La série évoque aussi la place des investisseurs, les manipulations de dossiers médicaux, la pression de la performance… mais toujours en restant dans une forme de retenue. Trop polie pour être percutante, trop sage pour réellement bousculer. Tout n’est pas à jeter. Certains choix de casting fonctionnent bien, en particulier les rôles plus jeunes. Lola, notamment, apporte un souffle plus brut à une série souvent trop lisse. Son personnage, lié de manière intime à l’un des fils Rombauts, permet d’ancrer la série dans une réalité émotionnelle plus directe. Le jeu de J-Leeta Tijmes est crédible, parfois même poignant.

 

Autre aspect positif : les deux derniers épisodes. Sans révolutionner la structure, ils offrent un rythme plus soutenu, recentrent l’intrigue, réduisent le nombre de pistes secondaires pour revenir à ce qui compte vraiment. Le final donne une certaine forme de clôture, mais il arrive un peu tard. L’investissement émotionnel du spectateur, déjà mis à rude épreuve par la dispersion narrative du milieu de saison, n’est plus tout à fait au rendez-vous. La série tente de s'étendre géographiquement, avec des scènes à Los Angeles, en Chine, et bien sûr aux Pays-Bas. 

 

Cela donne l’impression que l’histoire se veut globale, mais cette volonté d’internationalisation est plus décorative que structurelle. Rien dans la mise en scène ne justifie vraiment ces allers-retours. Ils semblent souvent forcés, ajoutés pour donner du volume plutôt que du fond. La série veut être à la hauteur des géants américains du genre, comme Painkiller ou Dopesick, mais elle n’en a ni le mordant ni l’efficacité.

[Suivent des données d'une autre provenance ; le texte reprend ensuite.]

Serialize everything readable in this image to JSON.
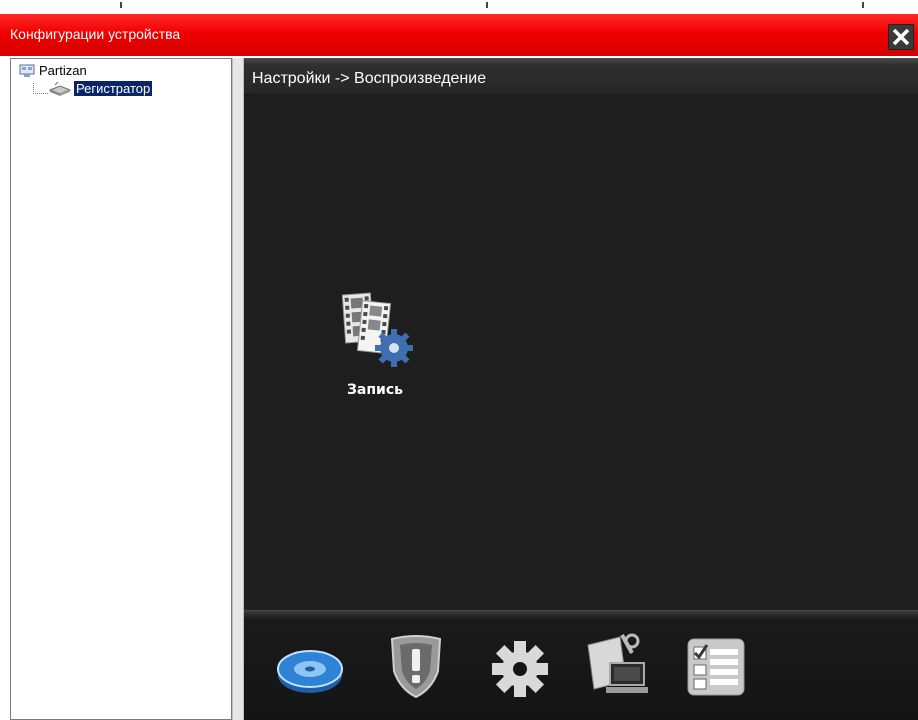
{
  "window": {
    "title": "Конфигурации устройства",
    "close_icon": "close-icon"
  },
  "tree": {
    "root": {
      "label": "Partizan",
      "icon": "network-root-icon"
    },
    "child": {
      "label": "Регистратор",
      "icon": "recorder-device-icon",
      "selected": true
    }
  },
  "panel": {
    "breadcrumb": "Настройки -> Воспроизведение",
    "items": [
      {
        "label": "Запись",
        "icon": "film-gear-icon"
      }
    ]
  },
  "toolbar": {
    "items": [
      {
        "icon": "hard-disk-icon",
        "active": true
      },
      {
        "icon": "alarm-shield-icon"
      },
      {
        "icon": "gear-icon"
      },
      {
        "icon": "network-tools-icon"
      },
      {
        "icon": "checklist-icon"
      }
    ]
  },
  "colors": {
    "titlebar": "#f00000",
    "panel_bg": "#1e1e1e",
    "selection": "#0a246a"
  }
}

On comprend la volonté de proposer une alternative néerlandaise, plus intime, plus locale, mais le résultat reste tiède. Ce qui aurait pu être le fil conducteur – la critique des abus de pouvoir dans l’industrie pharmaceutique – devient un bruit de fond. 

 

La réalisatrice, elle-même marquée par une expérience personnelle avec le cancer, essaie d’insuffler un regard personnel et engagé. Mais cet élan est trop souvent noyé dans une narration qui cherche à trop en faire. Le discours sur la santé mentale, pourtant pertinent, est aussi abordé sans vraie force. Quelques scènes fonctionnent, notamment autour des jeunes personnages, mais elles manquent de constance. Le sujet du tabou, du mal-être psychologique, méritait mieux. Elixer avait toutes les cartes en main pour proposer quelque chose de différent. L’intention est louable, le sujet pertinent, la structure de départ efficace. Mais tout cela s’effrite trop rapidement. 

 

Le cœur émotionnel ne bat pas assez fort, l’esthétique manque de personnalité, et les dialogues, souvent trop mécaniques, freinent l’immersion. La série n’est pas catastrophique. Elle se regarde, parfois même avec un intérêt renouvelé. Mais elle ne dépasse jamais ce stade : celui d’une tentative correcte, mais inaboutie. Une série qui voulait trop en dire, trop en montrer, sans prendre le temps d’approfondir. Et dans un univers aussi complexe et sensible que celui de la pharmaceutique, le manque de précision se paie cher.

 

Note : 4.5/10. En bref, la série n’est pas catastrophique. Elle se regarde mais ne dépasse pas le stade d’une tentative correcte mais inaboutie.